Division of Pulmonary, Allergy, Critical Care, and Sleep Medicine, University of Pittsburgh, Pittsburgh, PA 15213, USA.
Int J Mol Sci. 2024 Jan 18;25(2):1157. doi: 10.3390/ijms25021157.
The pandemic of coronavirus disease 2019 (COVID-19) has been the foremost modern global public health challenge. The airway is the primary target in severe acute respiratory distress syndrome coronavirus 2 (SARS-CoV-2) infection, with substantial cell death and lung injury being signature hallmarks of exposure. The viral factors that contribute to cell death and lung injury remain incompletely understood. Thus, this study investigated the role of open reading frame 7b (Orf7b), an accessory protein of the virus, in causing lung injury. In screening viral proteins, we identified Orf7b as one of the major viral factors that mediates lung epithelial cell death. Overexpression of Orf7b leads to apoptosis and ferroptosis in lung epithelial cells, and inhibitors of apoptosis and ferroptosis ablate Orf7b-induced cell death. Orf7b upregulates the transcription regulator, c-Myc, which is integral in the activation of lung cell death pathways. Depletion of c-Myc alleviates both apoptotic and ferroptotic cell deaths and lung injury in mouse models.
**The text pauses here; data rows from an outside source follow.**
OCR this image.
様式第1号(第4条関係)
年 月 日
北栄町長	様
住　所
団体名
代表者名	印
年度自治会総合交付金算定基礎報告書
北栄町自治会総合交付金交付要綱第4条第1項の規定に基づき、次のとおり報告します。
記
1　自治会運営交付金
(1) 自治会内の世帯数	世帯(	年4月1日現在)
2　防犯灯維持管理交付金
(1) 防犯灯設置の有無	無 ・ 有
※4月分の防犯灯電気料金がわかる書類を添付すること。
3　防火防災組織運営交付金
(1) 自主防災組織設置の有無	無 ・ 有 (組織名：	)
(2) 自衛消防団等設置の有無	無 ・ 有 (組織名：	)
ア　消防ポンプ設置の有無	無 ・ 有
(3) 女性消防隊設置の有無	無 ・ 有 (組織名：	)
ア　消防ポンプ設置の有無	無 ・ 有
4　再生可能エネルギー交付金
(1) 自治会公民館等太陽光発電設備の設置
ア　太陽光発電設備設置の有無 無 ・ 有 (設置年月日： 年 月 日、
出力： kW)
Our study suggests a major role of Orf7b in the cell death and lung injury attributable to COVID-19 exposure, supporting it as a potential therapeutic target.
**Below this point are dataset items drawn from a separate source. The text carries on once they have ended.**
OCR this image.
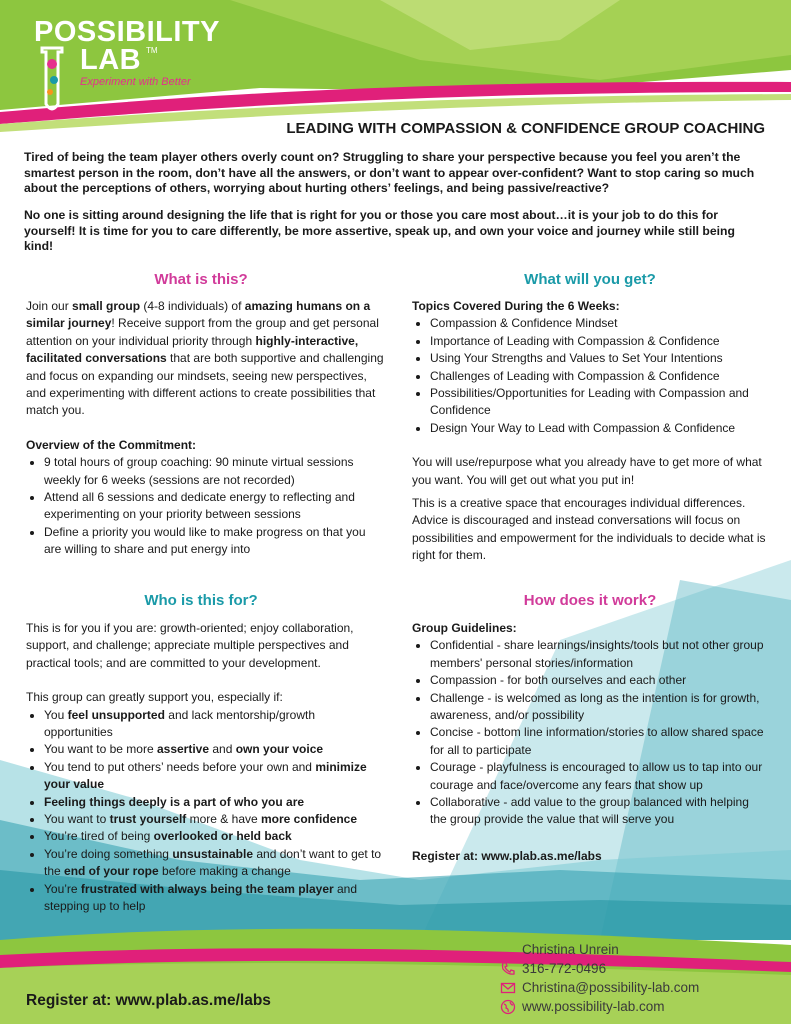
POSSIBILITY
LAB TM
Experiment with Better
LEADING WITH COMPASSION & CONFIDENCE GROUP COACHING

Tired of being the team player others overly count on? Struggling to share your perspective because you feel you aren’t the smartest person in the room, don’t have all the answers, or don’t want to appear over-confident? Want to stop caring so much about the perceptions of others, worrying about hurting others’ feelings, and being passive/reactive?

No one is sitting around designing the life that is right for you or those you care most about…it is your job to do this for yourself! It is time for you to care differently, be more assertive, speak up, and own your voice and journey while still being kind!

What is this?	What will you get?
Who is this for?	How does it work?

Join our small group (4-8 individuals) of amazing humans on a similar journey! Receive support from the group and get personal attention on your individual priority through highly-interactive, facilitated conversations that are both supportive and challenging and focus on expanding our mindsets, seeing new perspectives, and experimenting with different actions to create possibilities that match you.

Overview of the Commitment:

• 9 total hours of group coaching: 90 minute virtual sessions weekly for 6 weeks (sessions are not recorded)
• Attend all 6 sessions and dedicate energy to reflecting and experimenting on your priority between sessions
• Define a priority you would like to make progress on that you are willing to share and put energy into

Topics Covered During the 6 Weeks:

• Compassion & Confidence Mindset
• Importance of Leading with Compassion & Confidence
• Using Your Strengths and Values to Set Your Intentions
• Challenges of Leading with Compassion & Confidence
• Possibilities/Opportunities for Leading with Compassion and Confidence
• Design Your Way to Lead with Compassion & Confidence

You will use/repurpose what you already have to get more of what you want. You will get out what you put in!

This is a creative space that encourages individual differences. Advice is discouraged and instead conversations will focus on possibilities and empowerment for the individuals to decide what is right for them.

This is for you if you are: growth-oriented; enjoy collaboration, support, and challenge; appreciate multiple perspectives and practical tools; and are committed to your development.

This group can greatly support you, especially if:

• You feel unsupported and lack mentorship/growth opportunities
• You want to be more assertive and own your voice
• You tend to put others’ needs before your own and minimize your value
• Feeling things deeply is a part of who you are
• You want to trust yourself more & have more confidence
• You’re tired of being overlooked or held back
• You’re doing something unsustainable and don’t want to get to the end of your rope before making a change
• You’re frustrated with always being the team player and stepping up to help

Group Guidelines:

• Confidential - share learnings/insights/tools but not other group members' personal stories/information
• Compassion - for both ourselves and each other
• Challenge - is welcomed as long as the intention is for growth, awareness, and/or possibility
• Concise - bottom line information/stories to allow shared space for all to participate
• Courage - playfulness is encouraged to allow us to tap into our courage and face/overcome any fears that show up
• Collaborative - add value to the group balanced with helping the group provide the value that will serve you

Register at: www.plab.as.me/labs

Register at: www.plab.as.me/labs
Christina Unrein
316-772-0496
Christina@possibility-lab.com
www.possibility-lab.com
2019 年冠状病毒病(COVID-19)大流行是现代全球首要的公共卫生挑战。呼吸道是严重急性呼吸综合征冠状病毒 2(SARS-CoV-2)感染的主要靶标,大量细胞死亡和肺部损伤是暴露的标志性特征。导致细胞死亡和肺部损伤的病毒因素仍不完全清楚。因此,本研究调查了病毒辅助蛋白开放阅读框 7b(Orf7b)在引起肺部损伤中的作用。在筛选病毒蛋白时,我们确定 Orf7b 是介导肺上皮细胞死亡的主要病毒因子之一。Orf7b 的过表达导致肺上皮细胞凋亡和铁死亡,凋亡和铁死亡抑制剂可消除 Orf7b 诱导的细胞死亡。Orf7b 上调转录调节剂 c-Myc,c-Myc 是激活肺细胞死亡途径所必需的。c-Myc 的耗竭可减轻 COVID-19 暴露引起的凋亡和铁死亡以及肺部损伤。我们的研究表明,Orf7b 在 COVID-19 暴露引起的细胞死亡和肺部损伤中起主要作用,支持其作为一种潜在的治疗靶点。